Desde aquella mañana fatal se hicieron muchas otras conjeturas, pero nadie salvo los discretos criados conocía a fondo la verdadera vida dentro del castillo y por lo tanto no se podía opinar nada seguro. Los criados eran personas reservadas y jamás pronunciaban palabra alguna acerca de lo ocurrido, y en sus melancólicas miradas se podía advertir que verdaderamente compadecían a la joven condesa, en los momentos en que se paseaba con su hijo por los silenciosos corredores, callada y misteriosa. La vieja matrona que atendía los partos de la condesa tampoco hubiera podido afirmar nada, aun cuando bajo aquella situación se la veía también afectada profundamente, debido a que nunca había comprendido las extrañas muertes secretas y rápidas de los primeros recién nacidos...
Sólo la condesa conocía su secreto... La misma tarde después del entierro, cuantos la vieron retirarse con su pequeña criatura a la apartada soledad de la cripta donde yacían los restos de su familia y ahora los de su esposo, pensaron que buscaba desahogarse con sus rezos.
Sin embargo, tan piadosa mujer sólo buscaba una confirmación.

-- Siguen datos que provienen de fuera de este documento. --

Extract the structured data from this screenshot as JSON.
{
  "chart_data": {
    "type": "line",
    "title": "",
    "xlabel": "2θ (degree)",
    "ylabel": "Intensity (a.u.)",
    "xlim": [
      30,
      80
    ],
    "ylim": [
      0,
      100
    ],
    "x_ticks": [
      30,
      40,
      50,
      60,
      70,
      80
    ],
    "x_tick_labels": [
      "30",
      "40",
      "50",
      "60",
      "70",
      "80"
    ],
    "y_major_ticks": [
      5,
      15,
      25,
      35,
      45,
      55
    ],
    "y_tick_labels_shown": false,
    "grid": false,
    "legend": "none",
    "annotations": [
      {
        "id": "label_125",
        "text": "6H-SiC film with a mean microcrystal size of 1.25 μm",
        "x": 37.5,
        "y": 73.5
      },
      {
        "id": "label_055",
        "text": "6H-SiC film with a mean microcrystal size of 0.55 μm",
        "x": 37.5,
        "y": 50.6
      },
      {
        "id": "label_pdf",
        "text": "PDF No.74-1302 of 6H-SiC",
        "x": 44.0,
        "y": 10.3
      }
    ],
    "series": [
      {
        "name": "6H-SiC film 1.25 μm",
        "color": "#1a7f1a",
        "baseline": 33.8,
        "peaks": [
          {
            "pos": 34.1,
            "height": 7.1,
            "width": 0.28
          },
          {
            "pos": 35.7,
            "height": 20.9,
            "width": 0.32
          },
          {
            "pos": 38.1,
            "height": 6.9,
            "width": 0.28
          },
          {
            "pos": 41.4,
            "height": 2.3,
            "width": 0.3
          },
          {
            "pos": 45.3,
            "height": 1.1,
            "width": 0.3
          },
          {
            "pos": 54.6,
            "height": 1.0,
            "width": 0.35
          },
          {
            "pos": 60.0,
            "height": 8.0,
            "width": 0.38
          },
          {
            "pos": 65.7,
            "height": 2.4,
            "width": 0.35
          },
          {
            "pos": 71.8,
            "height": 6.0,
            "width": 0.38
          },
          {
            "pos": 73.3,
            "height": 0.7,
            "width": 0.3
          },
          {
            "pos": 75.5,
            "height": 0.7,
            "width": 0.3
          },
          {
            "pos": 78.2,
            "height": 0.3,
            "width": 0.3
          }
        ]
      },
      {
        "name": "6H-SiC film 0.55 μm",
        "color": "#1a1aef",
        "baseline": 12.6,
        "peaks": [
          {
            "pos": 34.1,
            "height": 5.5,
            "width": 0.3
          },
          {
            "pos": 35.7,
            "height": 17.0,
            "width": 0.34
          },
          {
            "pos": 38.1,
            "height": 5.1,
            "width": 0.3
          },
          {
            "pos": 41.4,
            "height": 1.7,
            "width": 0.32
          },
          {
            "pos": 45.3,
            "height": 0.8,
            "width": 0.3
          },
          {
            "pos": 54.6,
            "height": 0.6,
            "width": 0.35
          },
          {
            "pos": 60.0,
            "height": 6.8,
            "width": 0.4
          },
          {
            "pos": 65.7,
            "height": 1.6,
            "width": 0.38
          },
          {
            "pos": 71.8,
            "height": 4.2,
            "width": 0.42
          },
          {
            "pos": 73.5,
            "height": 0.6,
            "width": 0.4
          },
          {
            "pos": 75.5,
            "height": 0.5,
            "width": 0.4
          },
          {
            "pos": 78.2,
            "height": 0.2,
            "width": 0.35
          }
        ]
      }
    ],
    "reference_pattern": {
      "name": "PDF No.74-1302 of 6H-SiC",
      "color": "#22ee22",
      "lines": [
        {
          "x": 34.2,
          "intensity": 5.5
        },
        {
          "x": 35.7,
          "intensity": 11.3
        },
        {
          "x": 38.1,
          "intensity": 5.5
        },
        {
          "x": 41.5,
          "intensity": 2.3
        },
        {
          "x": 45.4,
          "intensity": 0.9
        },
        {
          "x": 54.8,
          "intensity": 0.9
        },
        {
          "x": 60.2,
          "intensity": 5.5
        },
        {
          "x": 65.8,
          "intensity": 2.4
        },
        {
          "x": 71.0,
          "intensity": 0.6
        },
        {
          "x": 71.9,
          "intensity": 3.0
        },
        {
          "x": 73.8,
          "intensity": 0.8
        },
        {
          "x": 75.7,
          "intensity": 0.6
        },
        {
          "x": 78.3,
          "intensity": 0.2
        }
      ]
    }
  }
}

Al inclinarse devotamente sobre una tumba lo hizo ante la de su padre, y se mantuvo arrodillada durante largo rato con el niño entre sus brazos, como sosteniendo con las losas frías una muda conversación.
Cuando levantó la cabeza apenas si pudo emitir un débil suspiro de sorpresa, al encontrarse ante la imagen familiar del viejo rostro de su padre flotando sobre las losas, mirándola con una complicidad justificada por su imperceptible certeza de muchísimos años.
“La indignación de tu sangre ha vencido finalmente sobre sus adversarios, destruyendo para siempre los imperdonables impulsos de la cobardía y la codicia, y todo esto ha sido tal como te lo prometí, sin que tuvieras que sacrificar a tu tercer hijo”. Después de estas palabras, el fantasma, con un súbito destello de luz que obligó a la mujer a bajar la cabeza, desapareció.
La condesa, que era realmente piadosa, apretó más a su hijo contra su pecho y comenzó a rezar.